La piattaforma coinvolge davvero i visitatori di tutto il mondo anche se vi è una parte sostanziale di compratori italiani. Seguono Giappone, Spagna, Stati Uniti e Germania.

I contenuti sono riservati ai compratori certificati Pitti Immagine e saranno disponibili dalla settimana successiva alla fiera fino a circa un mese dopo.

Le innovazioni della versione di e-Pitti.com saranno molte. Innanzitutto, un temporary showroom dove gli espositori potranno presentare i capi di punta delle collezioni e ricevere direttamente da qui gli ordini. Inoltre, un portale che traccerà i trend derivanti da un approfondimento delle collezioni esposte e l’E-Pitti Blog, punto di incontro per intercettare le traiettorie di moda, business e lifestyle del momento.

«La piattaforma di e-Pitti.com cresce – ha affermato orgoglioso Raffaello Napoleone, AD di Pitti Immagine – va a coinvolgere tutti i saloni di Pitti e completa i servizi offerti ai nostri espositori. Un’opportunità che crediamo diventerà sempre più strategica per le aziende e per il futuro del fashion business».

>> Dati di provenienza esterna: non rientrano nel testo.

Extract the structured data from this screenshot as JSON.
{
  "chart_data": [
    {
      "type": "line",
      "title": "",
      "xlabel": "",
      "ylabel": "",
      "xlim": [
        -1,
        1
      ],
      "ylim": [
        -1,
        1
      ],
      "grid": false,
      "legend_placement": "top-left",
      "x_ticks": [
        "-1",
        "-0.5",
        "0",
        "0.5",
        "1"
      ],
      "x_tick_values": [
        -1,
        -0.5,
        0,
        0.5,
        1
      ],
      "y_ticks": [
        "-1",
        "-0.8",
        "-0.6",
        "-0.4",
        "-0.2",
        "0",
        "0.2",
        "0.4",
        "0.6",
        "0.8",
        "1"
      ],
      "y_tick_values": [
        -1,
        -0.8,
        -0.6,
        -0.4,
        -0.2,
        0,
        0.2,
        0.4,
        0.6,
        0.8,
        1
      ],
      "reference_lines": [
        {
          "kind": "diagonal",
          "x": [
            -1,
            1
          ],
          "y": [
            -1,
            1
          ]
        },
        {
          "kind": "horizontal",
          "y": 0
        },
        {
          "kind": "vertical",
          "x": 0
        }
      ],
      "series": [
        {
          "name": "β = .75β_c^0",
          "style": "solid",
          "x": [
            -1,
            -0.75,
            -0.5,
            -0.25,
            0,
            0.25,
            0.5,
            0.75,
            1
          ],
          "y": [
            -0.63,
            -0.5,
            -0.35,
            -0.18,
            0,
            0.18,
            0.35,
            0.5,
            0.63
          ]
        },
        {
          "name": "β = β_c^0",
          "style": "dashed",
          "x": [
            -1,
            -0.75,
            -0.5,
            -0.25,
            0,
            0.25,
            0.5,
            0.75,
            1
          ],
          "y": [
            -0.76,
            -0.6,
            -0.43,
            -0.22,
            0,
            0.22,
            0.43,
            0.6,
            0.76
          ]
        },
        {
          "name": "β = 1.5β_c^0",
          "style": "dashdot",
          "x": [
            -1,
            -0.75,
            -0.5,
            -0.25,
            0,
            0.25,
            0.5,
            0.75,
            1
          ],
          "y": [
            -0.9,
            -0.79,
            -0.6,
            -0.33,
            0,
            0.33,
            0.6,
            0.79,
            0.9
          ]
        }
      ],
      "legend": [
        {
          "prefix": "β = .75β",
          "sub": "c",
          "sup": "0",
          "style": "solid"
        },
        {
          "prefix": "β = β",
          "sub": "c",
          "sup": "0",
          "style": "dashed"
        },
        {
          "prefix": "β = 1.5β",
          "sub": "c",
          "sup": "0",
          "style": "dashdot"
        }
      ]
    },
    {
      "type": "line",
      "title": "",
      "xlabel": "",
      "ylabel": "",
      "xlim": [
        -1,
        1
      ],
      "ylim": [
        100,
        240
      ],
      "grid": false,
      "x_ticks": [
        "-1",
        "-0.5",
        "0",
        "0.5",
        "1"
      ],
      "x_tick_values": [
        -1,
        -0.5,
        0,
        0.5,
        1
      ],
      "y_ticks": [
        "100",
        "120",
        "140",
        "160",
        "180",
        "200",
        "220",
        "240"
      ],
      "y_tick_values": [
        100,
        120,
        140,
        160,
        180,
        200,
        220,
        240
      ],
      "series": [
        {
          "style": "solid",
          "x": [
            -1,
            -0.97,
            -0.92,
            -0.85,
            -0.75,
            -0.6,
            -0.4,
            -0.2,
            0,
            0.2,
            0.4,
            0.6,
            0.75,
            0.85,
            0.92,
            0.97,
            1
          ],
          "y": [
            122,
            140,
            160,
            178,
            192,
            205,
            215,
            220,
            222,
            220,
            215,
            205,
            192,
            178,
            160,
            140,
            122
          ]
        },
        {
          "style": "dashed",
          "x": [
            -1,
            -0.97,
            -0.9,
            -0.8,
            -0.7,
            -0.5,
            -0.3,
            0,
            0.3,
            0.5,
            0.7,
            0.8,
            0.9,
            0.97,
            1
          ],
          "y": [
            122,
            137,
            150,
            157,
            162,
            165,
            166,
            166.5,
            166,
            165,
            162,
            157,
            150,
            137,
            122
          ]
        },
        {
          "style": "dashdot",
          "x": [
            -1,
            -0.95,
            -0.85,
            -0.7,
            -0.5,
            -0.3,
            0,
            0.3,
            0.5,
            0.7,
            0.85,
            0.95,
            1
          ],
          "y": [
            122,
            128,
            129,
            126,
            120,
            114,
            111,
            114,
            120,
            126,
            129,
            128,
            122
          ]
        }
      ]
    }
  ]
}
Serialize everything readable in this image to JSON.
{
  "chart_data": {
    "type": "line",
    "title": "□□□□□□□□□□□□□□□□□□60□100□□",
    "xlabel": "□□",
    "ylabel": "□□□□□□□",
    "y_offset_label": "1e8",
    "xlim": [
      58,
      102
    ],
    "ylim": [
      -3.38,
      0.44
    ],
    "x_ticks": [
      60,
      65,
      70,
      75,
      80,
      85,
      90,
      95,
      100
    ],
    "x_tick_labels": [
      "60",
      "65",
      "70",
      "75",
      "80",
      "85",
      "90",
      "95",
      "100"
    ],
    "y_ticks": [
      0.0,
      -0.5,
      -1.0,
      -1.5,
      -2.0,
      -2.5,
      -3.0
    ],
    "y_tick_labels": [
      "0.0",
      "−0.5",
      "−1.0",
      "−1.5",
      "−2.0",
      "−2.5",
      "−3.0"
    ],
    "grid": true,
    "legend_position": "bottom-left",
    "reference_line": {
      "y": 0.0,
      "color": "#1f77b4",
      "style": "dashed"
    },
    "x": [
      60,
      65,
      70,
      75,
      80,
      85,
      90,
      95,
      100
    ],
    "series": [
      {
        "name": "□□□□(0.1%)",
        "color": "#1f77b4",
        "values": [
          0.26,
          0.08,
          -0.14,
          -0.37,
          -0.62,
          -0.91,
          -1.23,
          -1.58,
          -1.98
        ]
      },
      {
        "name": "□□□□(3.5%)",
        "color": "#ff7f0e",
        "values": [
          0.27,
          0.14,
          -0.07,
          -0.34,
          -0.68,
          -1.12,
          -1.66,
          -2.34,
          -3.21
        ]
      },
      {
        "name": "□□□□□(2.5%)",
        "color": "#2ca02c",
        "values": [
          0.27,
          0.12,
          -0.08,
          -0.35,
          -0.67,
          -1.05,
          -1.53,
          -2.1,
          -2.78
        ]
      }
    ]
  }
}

La dimensione digitale delle fiere tocca non solo Pitti e vede i primi passi anche per Fiera Milano, Super e Macef. Quest’ultima, a Milano Rho i prossimi 24-27 gennaio vedrà l’utilizzo della piattaforma digitale Macef+, nata applicando lo stesso concept di E-Pitti e che permetterà, anche in questo caso, di rivivere l’esperienza del salone online anche diversi giorni dopo la fine della manifestazione.